OneAmerica Financial Partners Inc. kept busy with a brand change, a record year for retirement services and the arrival of several new leaders in 2004.
New President and CEO Dayton Molendorp plans to keep the positive momentum flowing with 34 key projects outlined in the 2005 business plan. But analysts say the Indianapolis company will have to grow in the face of strong competition and a pressing need to keep up with technology.
The company formerly known as AUL unveiled a new identity last fall when it stuck a OneAmerica sign atop its 38-story headquarters downtown.
OneAmerica Financial Partners Inc. sits near the top of the holding company's organizational chart. Others under it include Pioneer Mutual and American United life insurance companies.
Company leaders launched the rebranding because they wanted a more inclusive name for their product line, which includes retirement services, individual life insurance, and group life and health. They've used sponsorships of sporting events like May's mini-marathon to get the word out.
"The OneAmerica name, I think, has a ring in the marketplace," Molendorp said. "It's been well received by our distributors."
Before the rebranding, OneAmerica announced several leadership changes. The biggest took place at the top, where Molendorp, 57, took over for longtime CEO Jerry Semler in September.
Other promotions included J. Scott Davison to chief financial officer, Emet Talley to vice president of systems and chief information officer, and Bill Yoerger to vice president of retirement services. All are company veterans.
All told, the company put eight executives in new positions over the summer and used internal promotions in each situation, Molendorp said.
"While we've had a lot of change, it hasn't been a lot of wholesale change," he said. "We've built on the strength that's in the house."
The management team received a positive review from the New Jersey-based rating firm A.M. Best Co. Best has kept American United Life stable at an "A" rating, or excellent, for about four years, said David Tauber, a financial analyst there.
He said Best thinks the management team "is guiding the company in the right directions."

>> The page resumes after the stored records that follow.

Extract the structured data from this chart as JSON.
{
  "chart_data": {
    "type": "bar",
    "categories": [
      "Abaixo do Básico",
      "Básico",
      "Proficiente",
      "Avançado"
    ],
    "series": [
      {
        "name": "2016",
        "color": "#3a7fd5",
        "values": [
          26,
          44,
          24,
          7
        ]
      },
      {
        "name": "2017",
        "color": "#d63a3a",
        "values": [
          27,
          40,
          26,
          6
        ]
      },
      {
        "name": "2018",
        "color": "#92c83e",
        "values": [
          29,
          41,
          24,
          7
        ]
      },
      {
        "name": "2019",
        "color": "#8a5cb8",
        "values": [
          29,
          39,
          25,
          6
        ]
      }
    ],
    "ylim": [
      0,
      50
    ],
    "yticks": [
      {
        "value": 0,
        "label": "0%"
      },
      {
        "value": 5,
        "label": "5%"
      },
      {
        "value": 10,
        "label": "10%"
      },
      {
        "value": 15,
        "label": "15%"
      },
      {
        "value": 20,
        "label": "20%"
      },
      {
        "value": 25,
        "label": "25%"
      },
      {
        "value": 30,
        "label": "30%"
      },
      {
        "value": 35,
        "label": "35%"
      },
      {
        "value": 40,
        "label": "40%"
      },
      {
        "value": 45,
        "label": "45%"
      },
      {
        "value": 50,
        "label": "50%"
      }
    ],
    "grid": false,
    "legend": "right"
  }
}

That direction includes more growth in retirement services. The company saw a record year in that segment for 2004, with $1.1 billion in deposits. Retirement services make up $7 billion of the company's $15 billion asset total.
The company brought in $350 million in new 401(k) business last year. Molendorp believes that new-business total can grow to $1 billion annually over the next five years. OneAmerica specializes in the small-business market.
"With the economy coming back, there's been a fair amount of growth in the smallbusiness marketplace and we've been able to capture our share of that growth," Molendorp said.
However, other companies have noticed the potential in the small-employer market. The biggest retirement service companies target the largest clients but are also starting to expand their range.
"More and more people are starting to look at this," Tauber said. "If everybody is beating their brains out in the large marketplace, as profits go down they look for other alternatives to generate their returns."
Mutual fund companies, banks and brokerage firms are among the businesses that have made the market "very competitive," according to a 2004 report from New York-based Moody's Investors Service.
The report adds that retirement services also will feel long-term pressure from "the continuing need for heavy technology spending."
Davison and Molendorp say the company has invested heavily in technology. It also has seen results outside retirement services. The company saw 22-percent sales growth in individual life insurance and 12 percent for group life and health, Davison said.
Growth like that makes the company's new leaders optimistic. OneAmerica's key projects for 2005 involve no fundamental changes. Instead, they focus on "a series of very specific efforts to improve over time," Davison said.
"We've never been more enthusiastic about the future," Molendorp said.
CEO Dayton Molendorp hopes to keep up the positive momentum.